A journalism professor at Indiana University, Danielle Kilgo, has analyzed many such protests along a sliding scale of framing structures. At one end is “riot,” which seemed to be the metaphor-of-choice for the television stations over the weekend and was the ruling metaphor for Seattle’s WTO days of rage. Next is “confrontation,” with its emphasis on the skirmishes between shouting protestors and stolid police; the Dakota pipeline protests were a classic example of this context.
Similarly, there is the framework of “spectacle,” with its images of signs, highly emotional participants, celebrities, pink pussy hats, and costumes. Last, and most desired, is “debate,” as one could see in the lead article Monday morning in The Seattle Times, by Lynda Mapes, which quoted many black religious leaders on structural racism and bore the sympathetic headline, “Seattle demonstrations vent anguish, search for healing.”
Prof. Kilgo’s research also found that certain issues rate higher on the “debate” scale. She writes:
My research has found that some protest movements have more trouble than others getting legitimacy. My co-author Summer Harlow and I have studied how local and metropolitan newspapers cover protests. We found that narratives about the Women’s March and anti-Trump protests gave voice to protesters and significantly explored their grievances. On the other end of the spectrum, protests about anti-black racism and indigenous people’s rights received the least legitimizing coverage, with them more often seen as threatening and violent.

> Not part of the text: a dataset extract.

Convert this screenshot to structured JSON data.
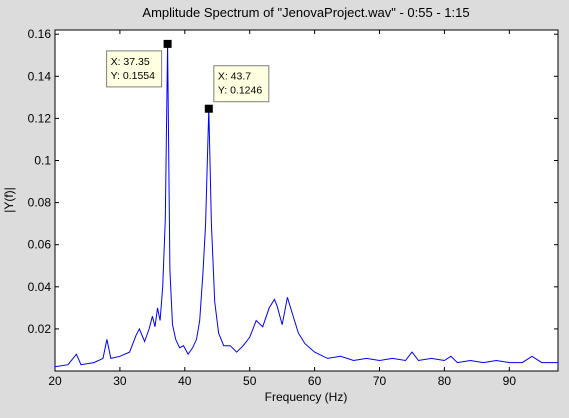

Scholars have also defined “the protest paradigm,” in which the media emphasize riot and spectacle. When they do, the public loses interest in the underlying issues and often turns against the protesters. One reason for this paradigm is that reporters are put in a chaotic situation and tend to fall back into familiar stereotypes and imagery, and quote political leaders committed to the status quo.
All this puts protesters in a tricky situation, playing with matches. Their issues and grievances typically have a tough time breaking through to media attention. Dramatic confrontations and novelty can break through, but they risk invoking the protest paradigm and deepening social conflict. Similarly, the long tail of the story normally shifts from the underlying issues to protracted disputes over police behavior, costs, and political fallout. Heads, you win. Tails, I lose?
Doesn’t everybody lose, including the media? Also wonder how the violent attacks on journalists and arrests of journalists impacts media coverage?
Thoughtful piece. But only sets the table for me. After a short time, I look for a more definitive
statement of what the protests have done – negative or positive. No fence sitting for a author
of your background and caliber.
The media have been overwhelmingly sympathetic to peaceful protesters of George Floyd’s murder. Then, when rioting and looting starts, they become more or less neutral war correspondents reporting on the looter-police action. They go negative when police seem to use excessive force against non-violent protesters, but havent gone as negative toward violent looters and Molotov-cocktail throwers. They’ve failed to check out who the people are who are setting fires. It’s partly the job of of on-street reporters (interviewing a few violent types, if possible), but more the job of investigative reporters to find out who these people are and why they’re doing it. There must be intelligence agencies who have info on boogaloo, white supremacists, Antifa etc, but i havent seen more than speculation.